Finding people who understand a company’s ethos is key to any organisation that wants to grow and prosper in today’s competitive world. But sometimes, that’s not as easy as it sounds. INEOS, though, has always viewed a problem as an opportunity to improve, which is why its search for the best starts early.
People can make – or break – an organisation or a situation.
One only has to look at the incident where the captain of the Costa Concordia allegedly abandoned his ship, leaving his passengers and crew to fend for themselves after his cruise liner crashed into rocks off the Italian coast and capsized.
It’s why finding people who, not only understand your company’s ethos, but practise it by example, is vital.

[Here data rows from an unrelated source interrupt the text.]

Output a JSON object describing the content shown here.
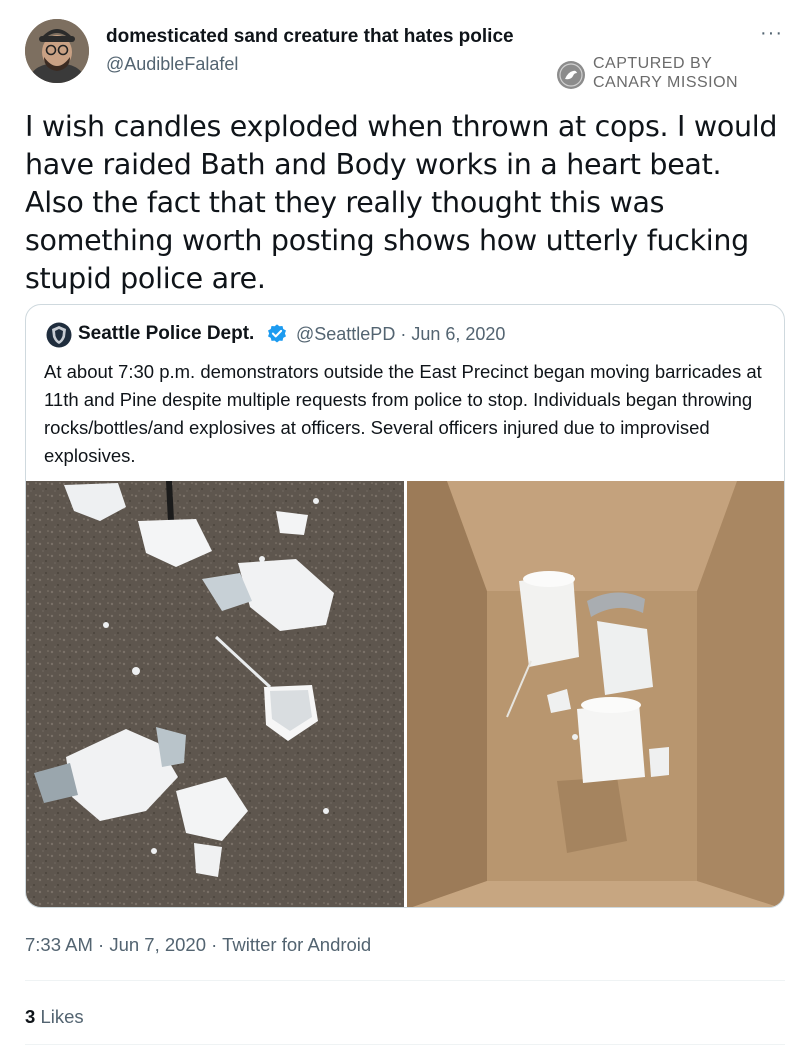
{
  "tweet": {
    "author_name": "domesticated sand creature that hates police",
    "author_handle": "@AudibleFalafel",
    "more_label": "···",
    "text": "I wish candles exploded when thrown at cops. I would have raided Bath and Body works in a heart beat. Also the fact that they really thought this was something worth posting shows how utterly fucking stupid police are.",
    "timestamp": "7:33 AM · Jun 7, 2020 · Twitter for Android",
    "likes_count": "3",
    "likes_label": "Likes"
  },
  "watermark": {
    "line1": "CAPTURED BY",
    "line2": "CANARY MISSION"
  },
  "quoted_tweet": {
    "author_name": "Seattle Police Dept.",
    "author_handle": "@SeattlePD",
    "separator": "·",
    "date": "Jun 6, 2020",
    "text": "At about 7:30 p.m. demonstrators outside the East Precinct began moving barricades at 11th and Pine despite multiple requests from police to stop. Individuals began throwing rocks/bottles/and explosives at officers. Several officers injured due to improvised explosives."
  },
  "colors": {
    "text_primary": "#0f1419",
    "text_secondary": "#536471",
    "border": "#cfd9de",
    "verified_blue": "#1d9bf0"
  },
  "icons": {
    "more": "more-horizontal-icon",
    "verified": "verified-badge-icon",
    "watermark": "canary-logo-icon",
    "quote_logo": "police-badge-icon"
  }
}
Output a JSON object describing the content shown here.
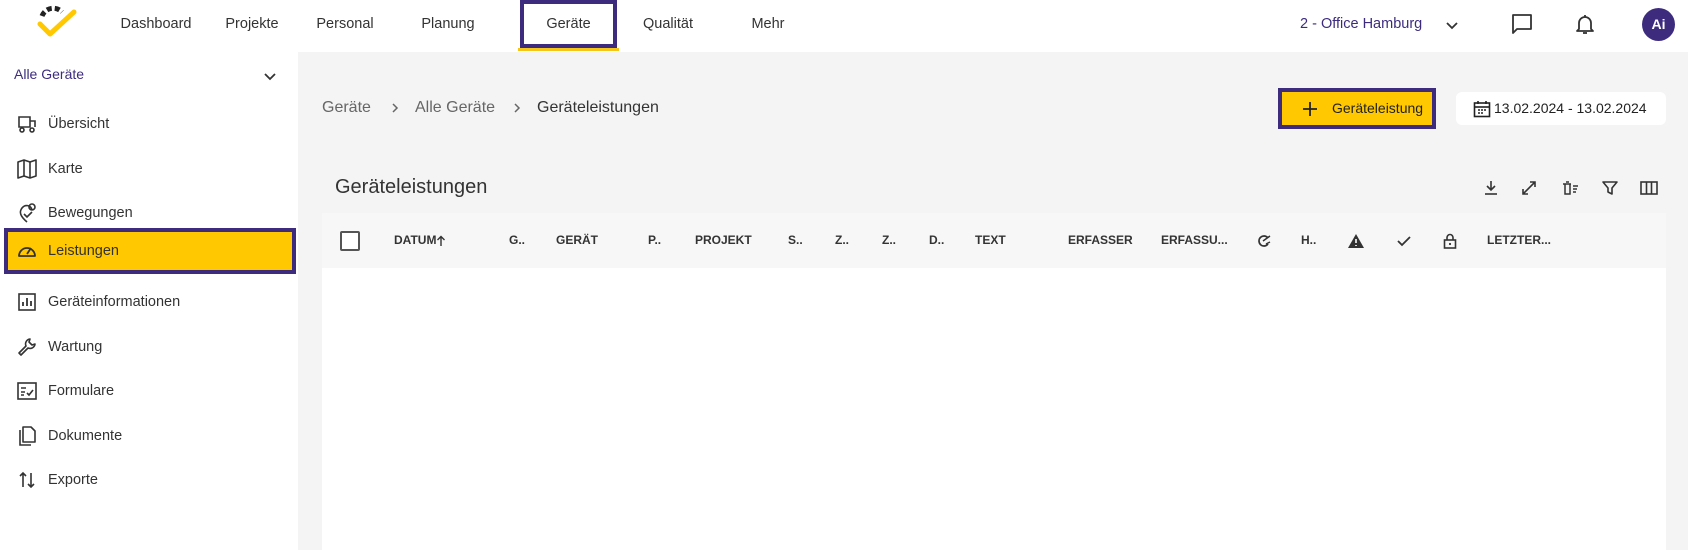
{
  "nav": {
    "items": [
      {
        "label": "Dashboard"
      },
      {
        "label": "Projekte"
      },
      {
        "label": "Personal"
      },
      {
        "label": "Planung"
      },
      {
        "label": "Geräte"
      },
      {
        "label": "Qualität"
      },
      {
        "label": "Mehr"
      }
    ],
    "office": "2 - Office Hamburg",
    "avatar": "Ai"
  },
  "sidebar": {
    "header": "Alle Geräte",
    "items": [
      {
        "label": "Übersicht",
        "icon": "forklift-icon"
      },
      {
        "label": "Karte",
        "icon": "map-icon"
      },
      {
        "label": "Bewegungen",
        "icon": "route-icon"
      },
      {
        "label": "Leistungen",
        "icon": "gauge-icon"
      },
      {
        "label": "Geräteinformationen",
        "icon": "chart-box-icon"
      },
      {
        "label": "Wartung",
        "icon": "wrench-icon"
      },
      {
        "label": "Formulare",
        "icon": "form-checklist-icon"
      },
      {
        "label": "Dokumente",
        "icon": "documents-icon"
      },
      {
        "label": "Exporte",
        "icon": "swap-arrows-icon"
      }
    ]
  },
  "breadcrumb": {
    "items": [
      "Geräte",
      "Alle Geräte",
      "Geräteleistungen"
    ]
  },
  "actions": {
    "add_label": "Geräteleistung",
    "date_range": "13.02.2024 - 13.02.2024"
  },
  "table": {
    "title": "Geräteleistungen",
    "columns": {
      "datum": "DATUM",
      "g": "G..",
      "geraet": "GERÄT",
      "p": "P..",
      "projekt": "PROJEKT",
      "s": "S..",
      "z1": "Z..",
      "z2": "Z..",
      "d": "D..",
      "text": "TEXT",
      "erfasser": "ERFASSER",
      "erfassu": "ERFASSU...",
      "h": "H..",
      "letzter": "LETZTER..."
    }
  },
  "colors": {
    "accent": "#ffc800",
    "brand": "#3d2c7e"
  }
}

That is why INEOS constantly takes steps to ensure a continuous supply of highly-skilled, highly-disciplined and motivated employees who acknowledge their responsibilities and are prepared to leave nothing to chance.
And the search starts early. In primary schools, colleges and science fairs.
“We are continually seeking new candidates and training our own people,” said Patrick Giefers, site manager at INEOS Köln.
The reason is simple: INEOS knows it pays to invest in the best. It is an approach that is recognised by potential candidates in and around the Köln site.
Andreas Hain, head of apprentice training at the German site, said every year 2,000 young people apply for about 60 jobs.
“Our apprentice scheme is very successful and we have no problem filling those jobs with very good quality people,” he said.
“We can focus on what we need, the professions we need and the personality of people we would like to have in the company,” he said.
In Germany, it works.
In the UK, though, there is still a shortage of suitably qualified young people keen to pursue a career in the petrochemicals industry.
“There is never a shortage of applications for apprenticeships in towns where INEOS operates,” said Tom Crotty, Director INEOS Group.
“It’s very easy. Families have grown up working there and know it is a sound company that provides a good source of income so we are flooded with applications.”
The problem – recently identified by Hans Niederberger, the man who used to run the plant in Köln – is the calibre of British students.
“He found there was a world of difference in the quality of the young engineers,” said Tom. “They were academically bright but lacked the practical skills necessary for the job.”
To bridge that gap – and to satisfy the demand for young skilled workers at the Grangemouth refinery in Scotland – INEOS has joined forces with Forth Valley College and Heriot Watt University.
Together they have launched ‘Engineers of the Future’, a five-year modern apprenticeship scheme that gives each student a full university education plus substantial and, more importantly, relevant work experience.
“It creates a work-ready person when they leave university as opposed to the traditional route where really the industry learning starts from day one,” said Gordon Grant, CEO INEOS Grangemouth services and infrastructure.
He said the skills gap – identified by INEOS – was not unique to INEOS.
“It is a shortage that we see across the whole of the petrochemical industry and, in fact, the technology industries throughout the UK,” he said.
He said he had been working closely with the Scottish Government and skills development agency to promote the INEOS model.
“It is one they should be considering for other industries and promoting the benefits of it,” he said.
“For this model of combining university and college education with workplace experience is something that has advantages for everyone involved.” Of course, the concept of work experience placements, as part of a university education, is nothing new.
But what sets this apart is the thinking behind it.
“To have stopped and thought about what experience individuals get, and link it directly into their classroom learning throughout the programme is quite innovative,” said Robin Westacott, director of the Engineers of the Future programme.
Forth Valley College runs two programmes. One is vocational; the other is academic.
In addition, college lecturers also explore INEOS’ values, especially on safety.
“We want them to understand INEOS’ culture so that when they go down to the site to do their on-site training, that culture is already embedded,” said Kenny MacInnes, deputy head of engineering at Forth Valley College.
The students are equally as enthusiastic about the programme as INEOS.
“You get paid on the job, you get the hands-on skills that people at university don’t get and you also get experience on the site as well,” said one.
Another loved the fact that he already had an edge over his peers even before he had graduated.
“You already know a lot more than a typical graduate,” he said.
And that is its aim.
“Hopefully we will see more and more of these schemes coming into place for technology industries to produce a high calibre workforce for the future,” said Gordon.